Davalı vekili, müvekkili şirketin herhangi bir tazminat ödeme yükümlülüğünün bulunmadığını, çiçek döneminde yaşanan hasarlar ve fizyolojik dökülmelerin teminat dışı olması nedeniyle sigortalıya tazminat ödenmediğini savunarak davanın reddini talep etmiştir.

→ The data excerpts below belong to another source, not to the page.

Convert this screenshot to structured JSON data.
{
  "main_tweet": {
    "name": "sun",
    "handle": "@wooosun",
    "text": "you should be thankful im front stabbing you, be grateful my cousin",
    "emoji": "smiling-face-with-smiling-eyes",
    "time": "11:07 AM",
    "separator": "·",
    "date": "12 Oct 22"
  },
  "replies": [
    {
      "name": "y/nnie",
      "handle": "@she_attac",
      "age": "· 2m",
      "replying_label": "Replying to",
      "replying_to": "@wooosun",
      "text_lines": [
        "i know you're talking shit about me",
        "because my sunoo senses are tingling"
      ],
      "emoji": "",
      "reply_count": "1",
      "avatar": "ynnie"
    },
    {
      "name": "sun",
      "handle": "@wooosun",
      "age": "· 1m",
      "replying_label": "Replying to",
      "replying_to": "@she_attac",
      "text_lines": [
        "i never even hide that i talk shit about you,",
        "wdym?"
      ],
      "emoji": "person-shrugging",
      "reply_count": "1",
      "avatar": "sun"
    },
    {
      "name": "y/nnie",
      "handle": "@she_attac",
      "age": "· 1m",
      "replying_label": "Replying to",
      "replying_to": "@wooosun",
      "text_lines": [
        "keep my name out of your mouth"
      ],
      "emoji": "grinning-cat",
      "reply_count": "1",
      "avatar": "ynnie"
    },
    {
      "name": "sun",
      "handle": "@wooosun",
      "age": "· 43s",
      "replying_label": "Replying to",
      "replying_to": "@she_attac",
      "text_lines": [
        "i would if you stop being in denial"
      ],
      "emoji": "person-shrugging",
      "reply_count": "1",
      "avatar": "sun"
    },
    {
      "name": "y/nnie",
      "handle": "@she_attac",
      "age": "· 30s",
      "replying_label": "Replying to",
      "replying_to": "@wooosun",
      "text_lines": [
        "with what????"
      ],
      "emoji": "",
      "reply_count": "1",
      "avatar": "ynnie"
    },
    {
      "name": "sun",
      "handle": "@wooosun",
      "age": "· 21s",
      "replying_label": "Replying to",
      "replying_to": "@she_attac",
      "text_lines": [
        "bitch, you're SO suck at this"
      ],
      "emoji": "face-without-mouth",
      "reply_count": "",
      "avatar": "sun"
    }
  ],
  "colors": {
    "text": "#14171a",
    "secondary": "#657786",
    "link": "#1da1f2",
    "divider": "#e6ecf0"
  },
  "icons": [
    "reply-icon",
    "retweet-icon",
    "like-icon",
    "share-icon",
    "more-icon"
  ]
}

Mahkemece uyulan bozma kararı, iddia, savunma, bilirkişi raporu ve tüm dosya kapsamına göre, dava konusu don hasarlanmasının hasat tarihinden önce meydana geldiği, poliçelerde ilk hasat döneminin 31/07/2010 tarihi itibariyle başlayıp son hasat döneminin ise 15/08/2010 tarihinde biteceğinin belirlendiği, davacı vekilinin 06/03/2014 tarihli celsede 16/08/2010 tarihinin temerrüt tarihinin belirlenmesi yönündeki talebi doğrultusunda, son hasat tarihinin 16/08/2010 olarak kabul edildiği, bu tarihe davalının ödeme serbestisinin olduğu 30 gün eklenerek temerrüt tarihinin 16/09/2010 olarak tespit edildiği; davacının 26/04/2016 tarihli ıslah edilen talep kısmının ise ... 1268. maddesi gereği, son hasat tarihi olan 15/08/2010 tarihinden itibaren 2 yıllık süreden sonra talep edildiği gerekçesiyle davanın kısmen kabulü ile 1.000,00 TL’nin reeskont faizi ile birlikte davalıdan alınarak davacıya verilmesine, ıslah ile artırılan talebin reddine karar verilmiştir.
Kararı taraf vekilleri temyiz etmiştir.
1- Karar tarihinde yürürlükte bulunan HUMK’nın 21.07.2004 tarihinde yürürlüğe giren 5219 sayılı Kanun ile değişik 427/2. maddesi hükmüne göre, miktar veya değeri 1.000,00 TL"yi geçmeyen taşınır mal ve alacak davalarına ilişkin nihai kararlar kesindir. Bu miktar, karar tarihi olan 02.06.2016 tarihi itibariyle 2.190,00 TL"dir. Mahkemece, yapılan yargılama sonunda davacının 1.000,00 TL alacaklı olduğu gerekçesiyle davanın kısmen
kabulüne karar verilmiştir. Bu durumda, kabul edilen dava değeri, yukarıda anılan madde hükmüne göre davalı yönünden temyiz sınırının altında kalmaktadır. Kesin olan kararların temyiz istemleri hakkında mahkemece bir karar verilebileceği gibi, 01.06.1990 gün, 3/4 sayılı İçtihadı Birleştirme Kararı uyarınca Yargıtay tarafından da temyiz isteminin reddine karar verilebileceğinden, davalı vekilinin temyiz isteminin reddine karar vermek gerekmiştir.
2- Davacının temyiz itirazlarına gelince dosyadaki yazılara, mahkemece uyulan bozma kararı gereğince hüküm verilmiş olmasına ve delillerin takdirinde bir isabetsizlik bulunmamasına göre, davacının tüm temyiz itirazları yerinde değildir.
SONUÇ: Yukarıda (1) nolu bentte açıklanan nedenlerle davalı vekilinin temyiz isteminin REDDİNE, (2) nolu bentte açıklanan nedenlerle davacının temyiz itirazlarının reddi ile hükmün ONANMASINA, aşağıda yazılı bakiye 6,70 TL temyiz ilam harcının temyiz eden davacıdan alınmasına, ödediği peşin temyiz harcının isteği halinde temyiz eden davalıya iadesine, 20/12/2018 tarihinde oybirliğiyle karar verildi.